Dive Brief:
-
Speaking at its analyst day event Thursday, CVS Health executives outlined their long-term strategy for growth, which includes closing 70 stores in the coming months.
-
The drugstore retailer's overall cost-cutting plans aim for $3 billion in savings from 2017 to 2021.
-
In addition to store closures, CVS Health CFO Dave Denton said the company is finding efficiencies in corporate shared services that promise to drive down labor costs by 15% to 20%. For retail, that might include instructing overnight pharmacists to provide data entry during the slow hours, he said.
Dive Insight:
Both Denton and CVS Health CEO Larry Merlo Thursday sought to reassure investors that the company’s integrated model of health care services, which includes retail pharmacy, pharmacy benefit management and clinical care, remains a highly competitive one, with better opportunities for growth, despite anticipated changes in heath care policy (and despite the loss of its Tricare military services contract to rival Walgreens). The company reaffirmed its guidance for fiscal years 2016 and 2017, missing expectations from Thomson Reuters I/B/E/S, and now expects diluted earnings for FY2016 range between $4.82 and $4.88 per share in 2016 (below the $5.81 per share view from Thomson Reuters I/B/E/S) and for FY2017 to range between $5.02 and $5.18 (below the $5.87 view from Thomson Reuters I/B/E/S).
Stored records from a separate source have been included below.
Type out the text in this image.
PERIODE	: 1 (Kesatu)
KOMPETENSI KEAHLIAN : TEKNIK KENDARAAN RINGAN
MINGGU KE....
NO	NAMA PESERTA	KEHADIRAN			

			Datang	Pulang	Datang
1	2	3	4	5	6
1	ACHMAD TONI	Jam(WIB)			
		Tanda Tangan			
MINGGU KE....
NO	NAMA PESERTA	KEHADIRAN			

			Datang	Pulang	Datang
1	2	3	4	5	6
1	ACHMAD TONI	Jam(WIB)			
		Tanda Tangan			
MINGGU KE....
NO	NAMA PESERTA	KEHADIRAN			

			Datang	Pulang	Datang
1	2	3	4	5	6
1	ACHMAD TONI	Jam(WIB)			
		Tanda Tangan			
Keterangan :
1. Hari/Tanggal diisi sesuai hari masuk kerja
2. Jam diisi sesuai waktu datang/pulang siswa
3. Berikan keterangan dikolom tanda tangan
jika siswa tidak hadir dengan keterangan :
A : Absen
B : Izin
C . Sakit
While CVS executives often sounded more like they were talking about a healthcare business than a retail one, it’s the retail business that presents one of the company’s biggest advantages in a market that is increasingly sensitive to consumers as well as payers, according to Merlo.
"We own the last mile of service in the delivery of healthcare,” Merlo said Thursday. “If you think about all of our enterprise assets, each one delivers care directly to the healthcare consumer. And keep in mind that retail pharmacy is quite often the front door to healthcare, with the highest frequency of patient interaction. The face-to-face interactions between patients and our 30,000 pharmacists and clinicians provide us with an unmatched ability to help change consumer behavior and drive better health outcomes at a lower cost. With increasing consumerism and what we call the ‘retailization’ of health care, improving clinical outcomes and patient satisfaction is of significant value to our healthcare partners."
Republicans in Congress have promised to repeal the Affordable Care Act, which has driven up healthcare coverage and provided opportunities for CVS, and president-elect Donald Trump has said the law needs to be changed. That’s introducing new uncertainties into an evolving market where coverage was rising and costs falling.
The need for coverage and cost-effectiveness will nevertheless remain, Merlo said. And while Medicare and Medicaid — the two largest government-run healthcare programs in the U.S. — have lower margins, they are big enough to have higher utilization than the private sector, and therefore provide huge opportunities to CVS, executives stated. In Medicare in particular, CVS’s Medicare Part D prescription drug plan, SilverScript, is the largest. Under this scenario, despite the uncertainties, Merlo said the healthcare system is increasingly geared toward lowering costs, in part because it’s becoming a more consumer-driven system.
“By making care more affordable, accessible and effective, we can deliver value to all health care stakeholders, allowing us to be a partner of choice as they look to achieve their health care goals,” Merlo said. “Despite all the changes happening in healthcare, success will ultimately be determined by how effective you are at executing on these three objectives. And we remain confident that CVS Health is well-positioned to deliver on all three.”